Aller au contenu

Page:Cooper - Œuvres complètes, éd Gosselin, tome 7, 1839.djvu/178

La bibliothèque libre.
Le texte de cette page a été corrigé et est conforme au fac-similé.

Elle fut interrompue par la même apparition brillante, qui, la veille, avait mis fin à un tumulte presque aussi formidable en se montrant sur la même hauteur où on l’apercevait alors.

— Au nom de celui qui commande à tous, je vous conjure de vous arrêter, — et vous qui voulez courir un danger si imminent, — et vous qui êtes assez téméraires pour vouloir ôter à un de vos semblables ce que vous ne pouvez lui rendre, dit une voix douce et suppliante, avec un léger accent étranger, qui attira sur-le-champ tous les yeux de ce côté.

— Inez ! chère Inez ! s’écria l’officier ; vous revois-je donc enfin ! maintenant, vous serez à moi, quand un million d’esprits infernaux défendraient ce rocher. — En avant, brave Paul, et faites moi place à votre côté !

L’apparition soudaine, sur le haut de la montagne, de la femme qui venait de sortir de la tente, avait frappé la garnison du rocher d’une stupeur momentanée dont il aurait été possible de profiter.
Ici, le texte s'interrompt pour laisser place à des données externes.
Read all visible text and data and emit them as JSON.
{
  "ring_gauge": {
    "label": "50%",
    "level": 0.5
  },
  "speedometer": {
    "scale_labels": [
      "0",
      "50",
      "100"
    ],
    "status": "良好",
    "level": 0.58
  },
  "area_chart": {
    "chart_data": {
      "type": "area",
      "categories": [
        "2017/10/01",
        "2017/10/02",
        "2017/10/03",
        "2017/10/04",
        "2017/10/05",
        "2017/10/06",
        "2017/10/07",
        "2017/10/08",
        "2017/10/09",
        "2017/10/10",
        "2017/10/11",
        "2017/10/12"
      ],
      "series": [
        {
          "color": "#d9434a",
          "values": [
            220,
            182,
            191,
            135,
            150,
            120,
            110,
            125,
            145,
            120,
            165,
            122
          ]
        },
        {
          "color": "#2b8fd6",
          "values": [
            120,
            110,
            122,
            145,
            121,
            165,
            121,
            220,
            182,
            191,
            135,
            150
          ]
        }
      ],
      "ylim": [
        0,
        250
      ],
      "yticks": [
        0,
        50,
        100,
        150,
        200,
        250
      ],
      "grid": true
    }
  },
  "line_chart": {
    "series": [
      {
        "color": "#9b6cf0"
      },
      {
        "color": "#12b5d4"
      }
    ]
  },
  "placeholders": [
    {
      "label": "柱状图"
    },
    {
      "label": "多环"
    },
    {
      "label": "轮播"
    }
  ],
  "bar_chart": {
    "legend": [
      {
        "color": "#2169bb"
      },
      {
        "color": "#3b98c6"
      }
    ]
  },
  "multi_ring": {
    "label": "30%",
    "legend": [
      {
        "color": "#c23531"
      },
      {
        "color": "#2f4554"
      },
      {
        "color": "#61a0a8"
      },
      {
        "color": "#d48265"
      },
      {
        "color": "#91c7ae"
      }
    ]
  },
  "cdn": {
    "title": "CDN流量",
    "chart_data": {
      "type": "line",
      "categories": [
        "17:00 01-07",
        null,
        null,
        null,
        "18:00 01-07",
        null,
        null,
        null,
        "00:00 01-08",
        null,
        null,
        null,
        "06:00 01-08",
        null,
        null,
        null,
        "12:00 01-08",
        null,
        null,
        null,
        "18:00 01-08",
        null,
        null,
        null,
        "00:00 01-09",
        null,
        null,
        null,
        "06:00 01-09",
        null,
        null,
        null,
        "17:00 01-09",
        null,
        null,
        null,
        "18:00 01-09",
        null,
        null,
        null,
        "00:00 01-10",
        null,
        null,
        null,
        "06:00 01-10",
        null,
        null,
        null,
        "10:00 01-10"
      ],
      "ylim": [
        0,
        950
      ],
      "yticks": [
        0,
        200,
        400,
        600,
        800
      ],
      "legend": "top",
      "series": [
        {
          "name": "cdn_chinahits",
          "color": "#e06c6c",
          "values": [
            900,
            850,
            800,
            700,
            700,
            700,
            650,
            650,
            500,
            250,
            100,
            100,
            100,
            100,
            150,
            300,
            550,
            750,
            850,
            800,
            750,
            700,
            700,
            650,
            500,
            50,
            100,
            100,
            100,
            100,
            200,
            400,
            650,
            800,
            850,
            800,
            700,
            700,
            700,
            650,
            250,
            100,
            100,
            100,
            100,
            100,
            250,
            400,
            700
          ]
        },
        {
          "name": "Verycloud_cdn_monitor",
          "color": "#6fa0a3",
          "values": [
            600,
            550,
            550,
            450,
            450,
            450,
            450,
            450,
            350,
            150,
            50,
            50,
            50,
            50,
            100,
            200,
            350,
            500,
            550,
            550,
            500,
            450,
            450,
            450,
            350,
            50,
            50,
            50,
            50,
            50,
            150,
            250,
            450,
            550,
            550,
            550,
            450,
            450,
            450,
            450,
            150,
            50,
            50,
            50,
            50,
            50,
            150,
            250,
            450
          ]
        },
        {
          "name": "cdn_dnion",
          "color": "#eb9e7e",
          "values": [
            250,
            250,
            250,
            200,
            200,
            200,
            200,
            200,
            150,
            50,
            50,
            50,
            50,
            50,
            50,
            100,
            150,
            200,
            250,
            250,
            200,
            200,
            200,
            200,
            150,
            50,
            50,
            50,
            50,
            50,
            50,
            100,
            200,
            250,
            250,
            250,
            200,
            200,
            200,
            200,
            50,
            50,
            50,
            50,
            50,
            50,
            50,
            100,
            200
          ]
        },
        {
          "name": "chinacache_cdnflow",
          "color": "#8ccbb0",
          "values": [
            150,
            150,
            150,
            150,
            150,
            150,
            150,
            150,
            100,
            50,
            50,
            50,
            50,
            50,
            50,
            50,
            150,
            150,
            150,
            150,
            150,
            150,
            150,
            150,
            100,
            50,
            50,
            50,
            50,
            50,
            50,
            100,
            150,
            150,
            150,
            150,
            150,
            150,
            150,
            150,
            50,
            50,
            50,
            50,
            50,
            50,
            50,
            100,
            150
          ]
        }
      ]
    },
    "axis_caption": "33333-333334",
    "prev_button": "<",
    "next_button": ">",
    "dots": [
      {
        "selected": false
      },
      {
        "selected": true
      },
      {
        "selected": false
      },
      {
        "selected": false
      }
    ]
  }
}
Mais, à la voix de Middleton, Phœbé, surprise et tressaillant, fit feu sur cette femme inconnue, ne sachant trop si elle tirait sur une mortelle ou sur un être appartenant à un autre monde. Hélène poussa un cri d’horreur, et courut à la hâte pour rejoindre sous la tente son amie alarmée, peut-être blessée.

Pendant ce moment d’une diversion dangereuse, le bruit d’une attaque sérieuse se faisait entendre au bas du rocher. Paul, profitant du trouble qui régnait sur le plateau, avait changé sa position de manière à faire place à Middleton ; le naturaliste l’avait suivi, car la terreur que lui avait causée le bruit du coup de fusil l’avait porté, comme par instinct, à chercher un abri sous le rocher. Le Trappeur ne changea pas de place ; il paraissait impassible, mais il observait avec attention tout ce qui se passait. Quoiqu’il ne prît aucune part active aux hostilités, le vieillard n’était pourtant pas inutile aux assaillants. Favorisé par sa position, il pouvait les informer de tous les mouvements de ceux qui conspiraient contre leur vie, et leur indiquer le moment où ils pouvaient avancer.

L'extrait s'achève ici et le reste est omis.